On September 17, 2007, oral arguments in the lead case challenging the constitutionality of Public Act 94-677[medical malpractice caps] took place in the Courtroom of Cook County Judge Diane Larsen. The case at issue involves Abigaile LeBron, an infant. Her family is alleging medical malpractice led to her severe and permanent injuries. Lawyers on her behalf are arguing that the 2005 law placing caps on medical malpractice awards unfairly penalizes those people who are irreparably harmed due to medical errors.
Not surprisingly, the folks behind Illinois Medical Lawsuit Reform, promptly took out a page ad in local papers bashing trial lawyers and suggesting runaway verdicts had caused “out of control premiums” and led to a shortage of doctors in the state. Not so fast.

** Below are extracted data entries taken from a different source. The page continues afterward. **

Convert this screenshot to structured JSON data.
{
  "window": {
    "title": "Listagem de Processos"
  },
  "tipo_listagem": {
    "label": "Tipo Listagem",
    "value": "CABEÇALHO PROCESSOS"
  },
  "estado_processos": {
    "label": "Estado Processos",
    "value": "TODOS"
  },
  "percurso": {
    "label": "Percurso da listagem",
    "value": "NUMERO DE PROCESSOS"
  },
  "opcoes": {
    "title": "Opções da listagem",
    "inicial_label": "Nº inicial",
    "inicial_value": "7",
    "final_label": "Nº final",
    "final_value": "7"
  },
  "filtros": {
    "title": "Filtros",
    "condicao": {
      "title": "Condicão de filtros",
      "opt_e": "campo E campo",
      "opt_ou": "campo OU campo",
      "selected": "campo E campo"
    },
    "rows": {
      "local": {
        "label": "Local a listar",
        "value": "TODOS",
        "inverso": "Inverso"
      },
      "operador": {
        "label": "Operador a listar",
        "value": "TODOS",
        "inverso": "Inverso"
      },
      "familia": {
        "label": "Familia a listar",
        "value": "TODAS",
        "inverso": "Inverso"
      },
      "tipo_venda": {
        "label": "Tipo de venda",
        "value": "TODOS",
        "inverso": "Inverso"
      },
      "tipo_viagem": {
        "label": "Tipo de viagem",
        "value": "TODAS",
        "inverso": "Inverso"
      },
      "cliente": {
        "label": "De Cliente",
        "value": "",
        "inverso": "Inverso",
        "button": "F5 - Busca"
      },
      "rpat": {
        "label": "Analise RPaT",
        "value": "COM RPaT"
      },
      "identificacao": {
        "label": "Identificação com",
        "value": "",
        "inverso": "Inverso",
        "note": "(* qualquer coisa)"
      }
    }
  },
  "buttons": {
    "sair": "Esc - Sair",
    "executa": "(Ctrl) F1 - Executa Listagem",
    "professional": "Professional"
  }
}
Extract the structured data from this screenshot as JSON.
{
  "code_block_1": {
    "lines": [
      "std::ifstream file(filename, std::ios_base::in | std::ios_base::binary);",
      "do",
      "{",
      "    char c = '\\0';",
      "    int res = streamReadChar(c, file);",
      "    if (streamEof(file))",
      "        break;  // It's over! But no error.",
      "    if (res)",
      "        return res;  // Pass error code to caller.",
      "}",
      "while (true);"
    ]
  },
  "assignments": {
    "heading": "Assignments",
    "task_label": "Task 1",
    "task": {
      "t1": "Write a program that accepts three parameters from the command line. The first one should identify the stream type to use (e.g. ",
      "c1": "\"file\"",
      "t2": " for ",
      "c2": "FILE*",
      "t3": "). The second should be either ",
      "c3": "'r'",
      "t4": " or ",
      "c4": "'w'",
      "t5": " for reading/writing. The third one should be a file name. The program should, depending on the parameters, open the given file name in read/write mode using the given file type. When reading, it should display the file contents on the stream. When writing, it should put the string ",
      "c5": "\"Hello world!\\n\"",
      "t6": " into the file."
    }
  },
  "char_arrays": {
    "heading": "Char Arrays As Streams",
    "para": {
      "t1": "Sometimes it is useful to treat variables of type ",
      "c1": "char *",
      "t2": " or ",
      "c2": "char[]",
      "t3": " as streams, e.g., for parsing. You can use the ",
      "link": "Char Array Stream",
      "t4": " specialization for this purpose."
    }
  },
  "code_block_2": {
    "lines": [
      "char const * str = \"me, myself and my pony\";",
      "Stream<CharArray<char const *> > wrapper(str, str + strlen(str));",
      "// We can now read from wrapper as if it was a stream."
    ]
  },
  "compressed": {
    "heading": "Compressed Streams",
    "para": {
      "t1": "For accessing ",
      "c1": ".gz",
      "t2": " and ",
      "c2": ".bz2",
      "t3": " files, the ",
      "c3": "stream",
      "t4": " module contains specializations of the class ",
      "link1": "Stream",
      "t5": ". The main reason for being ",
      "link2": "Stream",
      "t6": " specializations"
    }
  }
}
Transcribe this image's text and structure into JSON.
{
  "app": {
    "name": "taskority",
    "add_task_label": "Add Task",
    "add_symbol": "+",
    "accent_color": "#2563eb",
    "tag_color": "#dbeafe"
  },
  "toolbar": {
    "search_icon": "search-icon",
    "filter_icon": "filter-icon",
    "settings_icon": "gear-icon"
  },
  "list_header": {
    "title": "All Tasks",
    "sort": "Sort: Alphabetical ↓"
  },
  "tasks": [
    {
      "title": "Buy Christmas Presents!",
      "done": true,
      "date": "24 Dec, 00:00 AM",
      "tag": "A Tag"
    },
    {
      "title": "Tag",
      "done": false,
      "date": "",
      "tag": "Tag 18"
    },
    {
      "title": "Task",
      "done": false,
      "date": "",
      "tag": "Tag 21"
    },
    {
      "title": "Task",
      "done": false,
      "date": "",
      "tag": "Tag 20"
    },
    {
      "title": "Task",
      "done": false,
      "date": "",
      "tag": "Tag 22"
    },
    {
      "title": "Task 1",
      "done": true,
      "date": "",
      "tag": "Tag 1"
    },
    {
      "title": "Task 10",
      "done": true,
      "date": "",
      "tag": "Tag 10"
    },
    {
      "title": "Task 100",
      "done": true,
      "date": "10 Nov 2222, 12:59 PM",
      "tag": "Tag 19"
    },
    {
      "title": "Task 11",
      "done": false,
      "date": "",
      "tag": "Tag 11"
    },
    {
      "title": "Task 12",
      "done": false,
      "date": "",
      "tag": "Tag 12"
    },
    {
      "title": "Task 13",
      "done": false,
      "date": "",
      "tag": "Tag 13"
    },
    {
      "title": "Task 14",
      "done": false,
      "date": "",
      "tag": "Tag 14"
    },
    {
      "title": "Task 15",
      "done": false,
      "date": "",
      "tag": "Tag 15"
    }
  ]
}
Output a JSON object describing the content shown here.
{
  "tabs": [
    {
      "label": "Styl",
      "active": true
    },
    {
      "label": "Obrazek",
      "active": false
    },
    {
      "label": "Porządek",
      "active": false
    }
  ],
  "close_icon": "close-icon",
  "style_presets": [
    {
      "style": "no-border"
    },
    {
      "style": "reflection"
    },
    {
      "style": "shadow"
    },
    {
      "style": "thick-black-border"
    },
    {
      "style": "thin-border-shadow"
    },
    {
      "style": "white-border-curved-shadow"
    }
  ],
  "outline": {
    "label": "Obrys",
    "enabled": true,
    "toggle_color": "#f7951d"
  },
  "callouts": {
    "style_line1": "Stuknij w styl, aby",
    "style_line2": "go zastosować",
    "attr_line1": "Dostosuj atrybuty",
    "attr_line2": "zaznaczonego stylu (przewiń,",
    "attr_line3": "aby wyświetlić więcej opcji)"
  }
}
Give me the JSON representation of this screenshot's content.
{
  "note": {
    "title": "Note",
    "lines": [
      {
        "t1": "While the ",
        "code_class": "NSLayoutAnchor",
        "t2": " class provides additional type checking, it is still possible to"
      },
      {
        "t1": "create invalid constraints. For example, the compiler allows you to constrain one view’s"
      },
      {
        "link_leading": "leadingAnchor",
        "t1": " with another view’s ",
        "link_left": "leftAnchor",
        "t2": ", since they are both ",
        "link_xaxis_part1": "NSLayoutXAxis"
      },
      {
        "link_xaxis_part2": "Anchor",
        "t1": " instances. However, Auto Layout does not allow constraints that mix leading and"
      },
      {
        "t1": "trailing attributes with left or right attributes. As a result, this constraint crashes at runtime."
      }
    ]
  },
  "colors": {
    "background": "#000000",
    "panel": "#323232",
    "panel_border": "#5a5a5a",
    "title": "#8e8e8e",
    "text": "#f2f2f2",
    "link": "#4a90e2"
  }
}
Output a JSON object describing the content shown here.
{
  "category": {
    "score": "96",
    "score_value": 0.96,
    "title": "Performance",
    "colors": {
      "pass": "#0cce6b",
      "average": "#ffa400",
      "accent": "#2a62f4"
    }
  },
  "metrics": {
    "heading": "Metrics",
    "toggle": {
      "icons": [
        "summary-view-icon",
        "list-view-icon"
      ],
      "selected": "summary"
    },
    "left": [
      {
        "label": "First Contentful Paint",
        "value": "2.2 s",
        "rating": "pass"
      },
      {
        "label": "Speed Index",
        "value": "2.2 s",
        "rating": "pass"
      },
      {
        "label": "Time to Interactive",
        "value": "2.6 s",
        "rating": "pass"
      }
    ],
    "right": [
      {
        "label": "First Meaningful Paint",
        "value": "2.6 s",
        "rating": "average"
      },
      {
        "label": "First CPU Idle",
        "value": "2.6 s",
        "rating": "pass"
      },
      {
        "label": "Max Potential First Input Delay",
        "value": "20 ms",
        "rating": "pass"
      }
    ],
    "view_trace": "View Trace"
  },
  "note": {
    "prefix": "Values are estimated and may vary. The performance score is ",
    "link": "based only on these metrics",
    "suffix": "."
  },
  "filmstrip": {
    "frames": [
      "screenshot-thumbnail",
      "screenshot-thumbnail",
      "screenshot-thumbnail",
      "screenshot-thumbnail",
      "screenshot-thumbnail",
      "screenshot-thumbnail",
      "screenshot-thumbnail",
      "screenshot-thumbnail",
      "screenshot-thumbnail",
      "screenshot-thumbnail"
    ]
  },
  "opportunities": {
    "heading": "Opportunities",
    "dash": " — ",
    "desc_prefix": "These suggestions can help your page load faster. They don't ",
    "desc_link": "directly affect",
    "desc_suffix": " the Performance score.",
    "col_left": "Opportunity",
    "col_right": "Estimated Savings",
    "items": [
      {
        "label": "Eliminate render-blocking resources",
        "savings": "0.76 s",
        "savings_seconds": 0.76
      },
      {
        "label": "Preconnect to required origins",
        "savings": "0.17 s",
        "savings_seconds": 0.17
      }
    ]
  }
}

The Americans for Insurance Reform recently provided a study the found that payouts per doctor not only failed to increase from 2001-2004[the zenith of the alleged malpractice crisis]but were stable or falling. During that same time period, malpractice premiums skyrocketed. Author Robert Hunter, the Director of Insurance for the Consumer Federation of America noted “This report is proof positive that the huge medical malpractice insurance rate increases between 2000 and 2003 were not related to a jump in claims. Rather, as in the mid 1970’s and mid 1980’s, they were simply the result of insurance industry economics, supplemented by insurer hype intended to divert attention away from mismanagement by insurers the caused the crisis.” Insurers, as they have in the past, are running around moaning about malpractice, hoping to distract their insureds from looking into how they run their business.
Now the truth about doctor shortages. A recent study noted that the explanation for any doctor shortage is due to a policy instituted in the 1990’s by the MEDICAL COMMUNITY. The study noted that in the mid-90’s, the medical profession called for freezes on medical school slots, and cuts in residency funding. So let’s review. First, doctors decide to reduce the number of medical school graduates. Then they decide to defund residency programs to train the lucky few who were able to get a medical school spot. Natural result? Less doctors. And who do they blame? Lawyers of course. A perfect example of how the tort deform lobby is willing to twist the truth to pursue their agenda of restricting access to the courts. Oh, and one final twist. The study I am referring to can be found in March, 2007 Journal of American Medical Association. That’s right a medical association journal! The article describes how these policy decisions may help explain any doctor shortages.